Como sea, no deja de inspirarme simpatía esa idea de Kafka. Y me hace sospechar que el tema de las interrupciones sirve para dividir a los artistas en tres tipos: los que interrumpen, los que detestan las interrupciones y aquellos que se adaptan a ellas.
El perfecto ejemplo de los últimos, el escritor que ante las interrupciones y en los cambios de ritmo vislumbra un plan estético sería Lawrence Sterne quien en el Tristram Shandy, en concordancia con esta idea, pone a su personaje más entrañable, el tío Toby, un alma plácida y bondadosa, a lidiar con una mosca de una manera ejemplar. El insecto una y otra vez revoloteaba sobre su sopa y zumbaba en sus orejas. Cualquiera en esa situación la liquidaría de un golpe, pero Toby Shandy la atrapó entre sus manos y la condujo hasta la ventana. Allí la dejó escapar y le dijo: “Vete pobre diablo, lárgate, ¿por qué habría de hacerte daño? Sin duda este mundo es lo bastante grande para que quepamos los dos en él”. Después confiesa Tristram, el narrador, que a esa lección de su tío debe todo su humanismo.

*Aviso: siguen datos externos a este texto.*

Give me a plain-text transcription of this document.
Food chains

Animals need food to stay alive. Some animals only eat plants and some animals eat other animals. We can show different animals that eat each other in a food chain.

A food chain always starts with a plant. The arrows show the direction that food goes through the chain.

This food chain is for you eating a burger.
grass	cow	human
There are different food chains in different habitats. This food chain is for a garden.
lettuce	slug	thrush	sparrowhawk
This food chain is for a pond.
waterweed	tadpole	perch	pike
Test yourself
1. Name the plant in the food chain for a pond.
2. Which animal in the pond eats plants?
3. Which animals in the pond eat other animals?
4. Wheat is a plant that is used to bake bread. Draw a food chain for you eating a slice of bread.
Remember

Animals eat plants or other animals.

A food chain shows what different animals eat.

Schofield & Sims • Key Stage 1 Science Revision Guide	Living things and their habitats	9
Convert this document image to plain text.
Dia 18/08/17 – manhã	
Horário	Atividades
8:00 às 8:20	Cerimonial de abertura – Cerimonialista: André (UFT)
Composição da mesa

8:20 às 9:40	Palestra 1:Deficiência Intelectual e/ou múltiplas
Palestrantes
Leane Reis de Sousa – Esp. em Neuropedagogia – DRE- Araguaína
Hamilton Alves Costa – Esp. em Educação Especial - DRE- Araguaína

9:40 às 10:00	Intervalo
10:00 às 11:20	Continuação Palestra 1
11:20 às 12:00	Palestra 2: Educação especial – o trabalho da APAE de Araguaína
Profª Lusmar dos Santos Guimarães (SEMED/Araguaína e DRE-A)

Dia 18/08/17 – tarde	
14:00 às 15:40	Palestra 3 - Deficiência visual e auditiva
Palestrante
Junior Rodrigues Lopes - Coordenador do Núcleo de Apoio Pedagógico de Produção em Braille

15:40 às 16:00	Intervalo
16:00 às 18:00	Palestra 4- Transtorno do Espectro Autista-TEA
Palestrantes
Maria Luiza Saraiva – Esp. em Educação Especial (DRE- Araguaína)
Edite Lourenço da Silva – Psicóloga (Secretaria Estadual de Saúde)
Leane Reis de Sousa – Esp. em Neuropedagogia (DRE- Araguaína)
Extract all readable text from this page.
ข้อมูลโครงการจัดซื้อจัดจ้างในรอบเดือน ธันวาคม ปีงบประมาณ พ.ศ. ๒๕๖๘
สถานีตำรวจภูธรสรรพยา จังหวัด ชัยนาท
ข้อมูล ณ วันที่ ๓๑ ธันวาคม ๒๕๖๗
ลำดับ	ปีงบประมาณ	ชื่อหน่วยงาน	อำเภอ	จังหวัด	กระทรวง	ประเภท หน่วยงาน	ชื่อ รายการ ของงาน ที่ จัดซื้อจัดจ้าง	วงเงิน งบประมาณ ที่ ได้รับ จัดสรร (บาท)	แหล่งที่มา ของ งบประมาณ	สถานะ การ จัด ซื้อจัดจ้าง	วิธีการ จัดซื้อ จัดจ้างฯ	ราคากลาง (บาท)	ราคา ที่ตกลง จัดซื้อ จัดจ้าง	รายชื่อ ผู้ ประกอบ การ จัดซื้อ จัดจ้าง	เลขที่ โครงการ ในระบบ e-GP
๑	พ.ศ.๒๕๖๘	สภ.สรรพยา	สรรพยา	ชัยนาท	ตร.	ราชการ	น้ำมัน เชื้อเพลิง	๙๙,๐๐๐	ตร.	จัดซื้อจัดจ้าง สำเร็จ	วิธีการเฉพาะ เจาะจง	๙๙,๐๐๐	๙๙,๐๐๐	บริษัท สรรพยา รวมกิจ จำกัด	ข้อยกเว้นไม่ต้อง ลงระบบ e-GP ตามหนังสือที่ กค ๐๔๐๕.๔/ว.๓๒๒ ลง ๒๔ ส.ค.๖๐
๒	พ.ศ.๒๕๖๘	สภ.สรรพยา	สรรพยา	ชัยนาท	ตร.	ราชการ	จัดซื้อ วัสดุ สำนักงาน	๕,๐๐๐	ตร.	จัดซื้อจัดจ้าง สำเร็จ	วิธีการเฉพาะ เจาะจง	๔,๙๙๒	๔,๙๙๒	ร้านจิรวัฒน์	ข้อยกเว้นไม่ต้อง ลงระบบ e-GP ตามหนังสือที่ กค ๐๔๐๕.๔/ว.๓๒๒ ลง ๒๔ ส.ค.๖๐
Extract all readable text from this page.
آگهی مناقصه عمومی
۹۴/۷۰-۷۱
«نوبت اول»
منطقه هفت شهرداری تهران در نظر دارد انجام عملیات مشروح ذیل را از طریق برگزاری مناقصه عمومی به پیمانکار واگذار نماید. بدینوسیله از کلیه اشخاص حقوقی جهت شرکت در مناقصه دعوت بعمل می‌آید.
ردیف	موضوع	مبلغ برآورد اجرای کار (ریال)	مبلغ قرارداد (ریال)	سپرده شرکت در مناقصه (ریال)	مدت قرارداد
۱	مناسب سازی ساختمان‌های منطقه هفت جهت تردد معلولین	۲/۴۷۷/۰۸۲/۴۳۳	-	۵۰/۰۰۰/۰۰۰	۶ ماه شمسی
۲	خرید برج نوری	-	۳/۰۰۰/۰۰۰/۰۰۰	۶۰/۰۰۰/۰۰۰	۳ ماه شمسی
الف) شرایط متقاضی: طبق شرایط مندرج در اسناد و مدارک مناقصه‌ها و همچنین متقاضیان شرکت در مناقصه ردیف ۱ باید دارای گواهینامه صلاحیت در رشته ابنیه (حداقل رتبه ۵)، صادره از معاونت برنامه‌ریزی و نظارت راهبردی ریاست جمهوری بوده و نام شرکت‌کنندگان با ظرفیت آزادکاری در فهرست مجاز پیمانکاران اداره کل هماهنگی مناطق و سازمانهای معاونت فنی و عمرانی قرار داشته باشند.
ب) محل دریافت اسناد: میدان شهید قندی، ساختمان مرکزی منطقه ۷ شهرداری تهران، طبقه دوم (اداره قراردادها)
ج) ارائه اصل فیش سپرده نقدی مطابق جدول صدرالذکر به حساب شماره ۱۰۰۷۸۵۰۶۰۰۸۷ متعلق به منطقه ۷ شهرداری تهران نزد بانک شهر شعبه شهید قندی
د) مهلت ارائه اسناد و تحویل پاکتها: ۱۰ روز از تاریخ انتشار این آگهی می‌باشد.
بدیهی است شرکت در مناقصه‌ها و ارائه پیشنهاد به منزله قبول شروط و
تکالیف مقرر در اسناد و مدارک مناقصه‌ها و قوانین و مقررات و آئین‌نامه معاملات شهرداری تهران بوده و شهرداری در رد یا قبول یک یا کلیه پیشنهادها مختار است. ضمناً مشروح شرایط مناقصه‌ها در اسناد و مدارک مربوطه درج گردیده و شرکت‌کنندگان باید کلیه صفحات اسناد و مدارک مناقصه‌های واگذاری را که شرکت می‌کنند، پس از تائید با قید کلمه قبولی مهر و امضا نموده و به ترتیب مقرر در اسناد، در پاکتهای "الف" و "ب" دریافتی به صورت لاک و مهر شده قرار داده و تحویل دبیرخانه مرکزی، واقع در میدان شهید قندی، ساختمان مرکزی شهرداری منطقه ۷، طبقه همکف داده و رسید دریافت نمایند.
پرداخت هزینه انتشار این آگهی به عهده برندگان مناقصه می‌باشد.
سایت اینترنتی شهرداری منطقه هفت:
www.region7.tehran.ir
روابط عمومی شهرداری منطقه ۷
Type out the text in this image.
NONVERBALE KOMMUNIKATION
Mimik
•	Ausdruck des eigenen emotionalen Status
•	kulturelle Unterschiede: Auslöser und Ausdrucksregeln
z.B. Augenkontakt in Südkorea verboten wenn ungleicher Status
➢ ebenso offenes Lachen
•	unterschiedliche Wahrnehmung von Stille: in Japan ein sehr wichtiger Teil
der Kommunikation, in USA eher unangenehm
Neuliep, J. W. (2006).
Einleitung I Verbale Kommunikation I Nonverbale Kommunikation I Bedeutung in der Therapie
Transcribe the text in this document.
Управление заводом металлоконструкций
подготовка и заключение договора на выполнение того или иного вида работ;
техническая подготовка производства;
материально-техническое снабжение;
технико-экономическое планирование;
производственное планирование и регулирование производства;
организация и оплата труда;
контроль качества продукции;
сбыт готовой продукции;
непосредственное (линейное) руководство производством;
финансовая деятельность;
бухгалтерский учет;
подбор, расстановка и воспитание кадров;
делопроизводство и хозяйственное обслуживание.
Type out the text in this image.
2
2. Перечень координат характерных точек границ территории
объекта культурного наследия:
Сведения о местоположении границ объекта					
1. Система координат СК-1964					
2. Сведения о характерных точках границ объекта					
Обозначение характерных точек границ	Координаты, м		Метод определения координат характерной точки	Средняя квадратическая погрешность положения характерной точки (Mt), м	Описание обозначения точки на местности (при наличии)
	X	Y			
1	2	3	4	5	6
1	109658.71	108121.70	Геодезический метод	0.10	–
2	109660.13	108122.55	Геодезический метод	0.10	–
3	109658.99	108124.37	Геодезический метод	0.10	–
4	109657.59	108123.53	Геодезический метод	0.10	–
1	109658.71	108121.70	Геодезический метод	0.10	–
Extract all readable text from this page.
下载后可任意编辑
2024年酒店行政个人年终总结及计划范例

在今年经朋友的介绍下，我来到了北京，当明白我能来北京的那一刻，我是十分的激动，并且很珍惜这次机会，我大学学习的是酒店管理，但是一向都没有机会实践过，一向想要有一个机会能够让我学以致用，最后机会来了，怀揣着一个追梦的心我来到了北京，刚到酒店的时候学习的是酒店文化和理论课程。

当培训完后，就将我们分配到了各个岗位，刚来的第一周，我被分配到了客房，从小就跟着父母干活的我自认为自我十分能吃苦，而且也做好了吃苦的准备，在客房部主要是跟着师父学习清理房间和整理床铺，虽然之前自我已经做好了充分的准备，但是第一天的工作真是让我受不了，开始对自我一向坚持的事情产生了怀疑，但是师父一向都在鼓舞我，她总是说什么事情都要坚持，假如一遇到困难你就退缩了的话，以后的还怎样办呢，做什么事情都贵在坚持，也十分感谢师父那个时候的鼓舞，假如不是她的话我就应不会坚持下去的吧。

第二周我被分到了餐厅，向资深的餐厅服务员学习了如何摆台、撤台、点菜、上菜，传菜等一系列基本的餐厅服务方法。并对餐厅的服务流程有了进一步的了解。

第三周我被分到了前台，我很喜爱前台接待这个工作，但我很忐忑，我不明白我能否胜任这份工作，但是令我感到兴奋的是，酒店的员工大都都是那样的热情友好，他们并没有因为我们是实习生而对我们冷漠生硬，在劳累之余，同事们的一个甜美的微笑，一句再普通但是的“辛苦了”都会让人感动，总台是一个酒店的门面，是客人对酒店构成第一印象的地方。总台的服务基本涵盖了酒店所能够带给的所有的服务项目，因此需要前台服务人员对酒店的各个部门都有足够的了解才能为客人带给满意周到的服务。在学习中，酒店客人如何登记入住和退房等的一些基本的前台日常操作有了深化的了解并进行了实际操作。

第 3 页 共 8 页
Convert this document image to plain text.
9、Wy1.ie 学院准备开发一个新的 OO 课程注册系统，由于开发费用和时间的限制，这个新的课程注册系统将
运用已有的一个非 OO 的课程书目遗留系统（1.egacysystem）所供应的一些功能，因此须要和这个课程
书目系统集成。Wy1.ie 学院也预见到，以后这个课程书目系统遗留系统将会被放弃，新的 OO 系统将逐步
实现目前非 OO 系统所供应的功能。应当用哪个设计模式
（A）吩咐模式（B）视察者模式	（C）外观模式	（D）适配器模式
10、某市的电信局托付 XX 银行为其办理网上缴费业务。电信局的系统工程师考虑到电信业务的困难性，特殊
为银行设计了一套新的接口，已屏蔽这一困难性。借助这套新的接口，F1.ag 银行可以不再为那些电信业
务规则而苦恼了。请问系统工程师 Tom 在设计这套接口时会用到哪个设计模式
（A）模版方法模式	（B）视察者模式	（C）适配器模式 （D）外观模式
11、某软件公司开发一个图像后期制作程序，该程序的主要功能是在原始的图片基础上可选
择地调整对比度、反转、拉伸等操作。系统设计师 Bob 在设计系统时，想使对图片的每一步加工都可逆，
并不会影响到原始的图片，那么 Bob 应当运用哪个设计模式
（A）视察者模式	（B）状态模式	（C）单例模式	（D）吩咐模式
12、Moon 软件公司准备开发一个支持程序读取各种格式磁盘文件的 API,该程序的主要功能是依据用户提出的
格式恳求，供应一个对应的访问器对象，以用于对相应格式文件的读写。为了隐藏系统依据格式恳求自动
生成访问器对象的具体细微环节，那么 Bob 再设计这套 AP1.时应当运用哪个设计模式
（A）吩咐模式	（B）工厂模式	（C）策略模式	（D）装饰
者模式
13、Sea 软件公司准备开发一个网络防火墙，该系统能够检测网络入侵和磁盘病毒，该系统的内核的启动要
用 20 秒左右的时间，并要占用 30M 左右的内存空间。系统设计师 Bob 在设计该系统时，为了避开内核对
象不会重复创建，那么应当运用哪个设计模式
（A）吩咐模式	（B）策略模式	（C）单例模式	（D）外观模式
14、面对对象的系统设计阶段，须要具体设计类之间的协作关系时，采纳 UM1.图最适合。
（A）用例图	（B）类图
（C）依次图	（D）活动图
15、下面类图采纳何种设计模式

El principal estudioso de las moscas que he leído, Augusto Monterroso, supo ver claramente la importancia que tienen en la historia. Al punto que llegó a postular la existencia de sólo tres temas en la literatura universal: “el amor, la muerte y las moscas”.
“Nadie necesita a la filosofía para reflexionar”. Es una constatación certera y a la vez un tanto amarga. No lo dice Deleuze, pero bajo la luz de esa frase podemos suponer lo de siempre, que cada uno seguirá haciendo lo suyo. La gente no suele cambiar sus opiniones, o al menos no durante una conversación o un debate, y sin embargo bajo esa consigna del valor de las conversaciones hemos crecido. Cada uno seguirá revoloteando en lo suyo, zigzagueando, de un lugar a otro, confuso o chocando contra algún vidrio. ¿Deberíamos dejar de debatir acaso entre nosotros? Tal vez. ¿Serviría de algo? Lo ignoro. Solamente experimento cierto hastío de vivir en una época en que cualquier cambio debe ser primero sometido a un periodo de debate. Los políticos reaccionarios suelen escudarse bajo esos debates interminables, siempre condenados al empate, para luego concluir que la gente no está preparada para algo nuevo, algo quizá traumático.
“Habla para que yo te conozca”, dejó dicho Sócrates, el personaje de Platón, ese experto en boxeo de sombra. Era una época casi sin literatura, incluso con una fuerte desconfianza hacia la palabra escrita, así que se comprende la consigna. De cualquier modo, por hoy prefiero quedarme con la opinión de Diógenes, quien opinaba que Platón hablaba demasiado, mientras que a Sócrates lo consideraba, derechamente, un lunático.